Si è svegliata così Roma, sotto un nubifragio che l’ha letteralmente paralizzata, ha bloccato i trasporti, tenendo fermi per un giorno tanto i pendolari che le auto blu. Al punto che persino il presidente della Repubblica, Giorgio Napolitano, atteso a Pisa, ha dovuto rimandare lo spostamento di qualche ora.

Nel centro storico i disagi peggiori per automobilisti e mezzi pubblici: l’allagamento in via dei Fori Imperiali ha costretto chi usciva dalla metro fermata Colosseo a rimanere all’interno dei locali. Il piazzale antistante la fermata è infatti impraticabile per i pedoni. Le ripercussioni sul traffico automobilistico, poi, sono ancora più gravi a causa dei diversi tamponamenti dovuti all’acqua che ha invaso le strade. Viale Aventino è chiuso tra Colosseo e il Circo Massimo a causa di diversi incidenti e cadute con moto e scooter.

Sono tanti gli automobilisti che hanno abbandonato le auto e cercano di raggiungere a piedi i luoghi di lavoro. Anche questa, pero’, si dimostra un’impresa difficile: a ridosso dei Fori Imperiali infatti, il fango e i detriti trascinati dalla pioggia hanno invaso i marciapiede. La chiusura di Viale Aventino ha creato un ingorgo su via dei Fori Imperiali e via Labicana: per percorrere duecento metri, dalla fermata Colosseo a via del Celio, occorrono non meno di 45 minuti in auto.

Se già normalmente bastano poche gocce di pioggia a mettere in ginocchio la capitale, l’eccezionalità delle precipitazioni ha mandato la città nella paralisi più completa. Il sindaco Alemanno ha disposto l’apertura dei varchi della Ztl per permettere alle auto di trovare percorsi alternativi. Contemporaneamente ha chiesto al governatore del Lazio, Renata Polverini, di riconoscere lo “stato d’emergenza e il conseguente riconoscimento dello stato di calamità naturale per l’agricoltura e la protezione civile”.

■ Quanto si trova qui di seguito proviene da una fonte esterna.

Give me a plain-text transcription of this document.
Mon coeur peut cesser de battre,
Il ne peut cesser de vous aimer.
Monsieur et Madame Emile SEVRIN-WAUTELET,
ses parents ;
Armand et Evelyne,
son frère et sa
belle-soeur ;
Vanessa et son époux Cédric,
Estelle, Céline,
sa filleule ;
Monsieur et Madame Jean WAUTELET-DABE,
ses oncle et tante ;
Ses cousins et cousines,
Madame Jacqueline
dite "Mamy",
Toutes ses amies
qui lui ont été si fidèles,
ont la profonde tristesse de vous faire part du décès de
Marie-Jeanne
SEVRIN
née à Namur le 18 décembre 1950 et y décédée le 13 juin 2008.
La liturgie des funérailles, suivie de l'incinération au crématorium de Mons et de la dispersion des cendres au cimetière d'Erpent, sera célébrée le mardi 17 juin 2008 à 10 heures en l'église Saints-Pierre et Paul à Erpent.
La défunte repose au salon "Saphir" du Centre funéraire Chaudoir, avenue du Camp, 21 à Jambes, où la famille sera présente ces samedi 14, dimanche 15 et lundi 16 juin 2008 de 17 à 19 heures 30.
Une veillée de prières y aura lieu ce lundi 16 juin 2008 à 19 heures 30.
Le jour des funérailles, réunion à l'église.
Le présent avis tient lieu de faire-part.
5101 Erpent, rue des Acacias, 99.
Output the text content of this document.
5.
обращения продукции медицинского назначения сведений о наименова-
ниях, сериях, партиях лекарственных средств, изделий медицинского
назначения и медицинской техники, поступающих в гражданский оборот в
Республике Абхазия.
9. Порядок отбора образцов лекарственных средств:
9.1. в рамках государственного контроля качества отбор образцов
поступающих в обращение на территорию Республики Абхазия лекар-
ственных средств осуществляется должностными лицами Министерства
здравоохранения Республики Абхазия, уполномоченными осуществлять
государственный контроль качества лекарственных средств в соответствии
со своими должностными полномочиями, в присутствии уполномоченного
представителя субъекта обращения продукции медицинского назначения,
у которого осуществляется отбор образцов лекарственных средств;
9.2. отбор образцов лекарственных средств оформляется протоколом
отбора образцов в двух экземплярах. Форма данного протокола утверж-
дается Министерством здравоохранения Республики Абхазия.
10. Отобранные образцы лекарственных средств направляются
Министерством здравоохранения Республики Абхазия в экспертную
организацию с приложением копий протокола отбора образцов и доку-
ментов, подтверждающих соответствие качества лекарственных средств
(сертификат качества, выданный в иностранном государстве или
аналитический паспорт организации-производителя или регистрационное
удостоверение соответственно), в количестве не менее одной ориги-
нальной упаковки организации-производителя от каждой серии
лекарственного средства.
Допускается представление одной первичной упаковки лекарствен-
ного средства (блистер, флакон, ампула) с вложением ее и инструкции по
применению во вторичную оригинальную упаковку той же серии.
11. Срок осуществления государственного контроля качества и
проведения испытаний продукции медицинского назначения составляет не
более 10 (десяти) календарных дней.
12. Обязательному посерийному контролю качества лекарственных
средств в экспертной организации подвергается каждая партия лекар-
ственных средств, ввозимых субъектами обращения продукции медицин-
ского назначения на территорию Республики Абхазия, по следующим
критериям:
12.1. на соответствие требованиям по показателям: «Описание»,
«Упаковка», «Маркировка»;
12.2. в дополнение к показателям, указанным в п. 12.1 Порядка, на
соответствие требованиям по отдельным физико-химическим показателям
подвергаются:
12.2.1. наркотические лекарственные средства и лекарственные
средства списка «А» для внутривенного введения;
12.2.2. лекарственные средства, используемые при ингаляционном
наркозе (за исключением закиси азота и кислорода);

Se accettata la richiesta varrà da giustificazioni per tutti coloro che non sono riusciti ad arrivare sul posto di lavoro. Difficilmente invece basterà ad arginare le polemiche. Disastrose, ad esempio, le conseguenze che il temporale ha avuto su infrastrutture scuole e università. Allagata la zona della Sapienza, mentre le agenzie riportano cedimenti dei piani stradali e persino crolli di parti dei soffitti in un liceo. Trecento bambini sono stati salvati dai carabinieri dopo che la loro scuola si era allagata, mentre gli ambulatori di ematologia del Policlinico hanno registrato crolli in diversi punti del soffitto.